I grew up in a home where black and blue bruises on my body was a norm. My father’s violent fists rained down on my mother and I every time he was in a bad mood, which was often. Most of my friends looked forward to being home on weekends, sleeping in and spending time with their families. Not me; I dreaded going home. The minute I entered it would feel like a battlefield. Home for me was never safe – it was toxic, it was painful, it was fear.

I was the shoulder my mother cried on. I was the one who calmed my father down after his episodes. It was overwhelming. I couldn’t turn to anyone, I felt so alone. It was a family secret that I was ashamed of. My mom would hide in a room whenever he would beat me because she was too afraid to stand up against him.
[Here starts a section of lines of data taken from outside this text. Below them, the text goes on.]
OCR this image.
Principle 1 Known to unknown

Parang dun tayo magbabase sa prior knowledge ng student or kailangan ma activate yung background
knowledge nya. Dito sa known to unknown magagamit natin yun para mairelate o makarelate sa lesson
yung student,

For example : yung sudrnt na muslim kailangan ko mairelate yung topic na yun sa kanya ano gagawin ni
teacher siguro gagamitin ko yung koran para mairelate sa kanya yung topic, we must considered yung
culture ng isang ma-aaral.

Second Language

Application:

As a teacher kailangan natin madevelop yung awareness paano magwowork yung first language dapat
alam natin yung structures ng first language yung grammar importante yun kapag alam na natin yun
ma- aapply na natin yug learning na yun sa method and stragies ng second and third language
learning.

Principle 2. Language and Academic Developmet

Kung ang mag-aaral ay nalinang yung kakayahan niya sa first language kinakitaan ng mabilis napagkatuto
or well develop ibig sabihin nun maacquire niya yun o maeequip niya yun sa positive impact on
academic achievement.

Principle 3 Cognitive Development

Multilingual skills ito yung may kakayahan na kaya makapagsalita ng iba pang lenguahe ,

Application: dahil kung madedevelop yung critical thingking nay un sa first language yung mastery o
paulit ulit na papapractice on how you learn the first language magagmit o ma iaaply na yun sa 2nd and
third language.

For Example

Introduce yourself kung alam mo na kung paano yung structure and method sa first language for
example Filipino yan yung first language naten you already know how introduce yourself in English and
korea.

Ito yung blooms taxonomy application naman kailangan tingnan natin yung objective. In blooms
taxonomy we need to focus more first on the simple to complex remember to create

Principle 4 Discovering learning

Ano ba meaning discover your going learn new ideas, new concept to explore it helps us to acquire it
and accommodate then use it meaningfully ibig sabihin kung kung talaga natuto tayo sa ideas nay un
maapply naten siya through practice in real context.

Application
I begged my mom to leave him, I kept asking her why she didn’t or wouldn’t. She told me she had nowhere to go, she reminded me we were in Canada, a country that was foreign to her, and that she could barely speak English. She told me that once you are married, you accepted your fate. She told me that the only places that we could turn to were filled with drugs and people with mental illnesses. She told me that no one would want to marry me if I came from a broken home. She told me that this was a test she was being put through from our Creator. She told me that every house has problems and that this is what life is. She told me a million reasons why, none of which mattered as his hands turned into fists as he shoved me against the wall yet again. None of them mattered as I heard her screams from their closed doors. All I knew is that we had no one to turn to and nowhere else to go. She told me to not trust anyone in this foreign country because they would just deport us back to where we came from. I told her it would be better than living with him, that I want to tell someone, that this is not right. She told me that if I ever called the cops on him, she would never forgive me, that I would be dead to her. She’s the only one I had, I couldn’t betray her.

I would dream of a safe and hidden place where my mother and I could escape to. A place where we could start over and piece our shattered lives back together without my father’s presence. A place that would be safe for minority women like us. Unfortunately, nothing like that existed back then. So my mother stayed with him, and as a consequence, I stayed. Some days she insisted he treated her better than she deserved and that she loved him and other days she insisted that he needed her. All I knew as a child was that home is the place I hated the most and that there was nothing we could do to stop my father. That he was all we had if we wanted to keep a roof over our heads, and food on our plates. So we suffered, and we stayed. Even though we survived and our bodies healed, we carry the mental and physical scars with us. The nightmares didn’t stop, the mistrust of society didn’t stop, the depression consumes us, making just breathing painful; the helplessness, the pain, the dependency continues.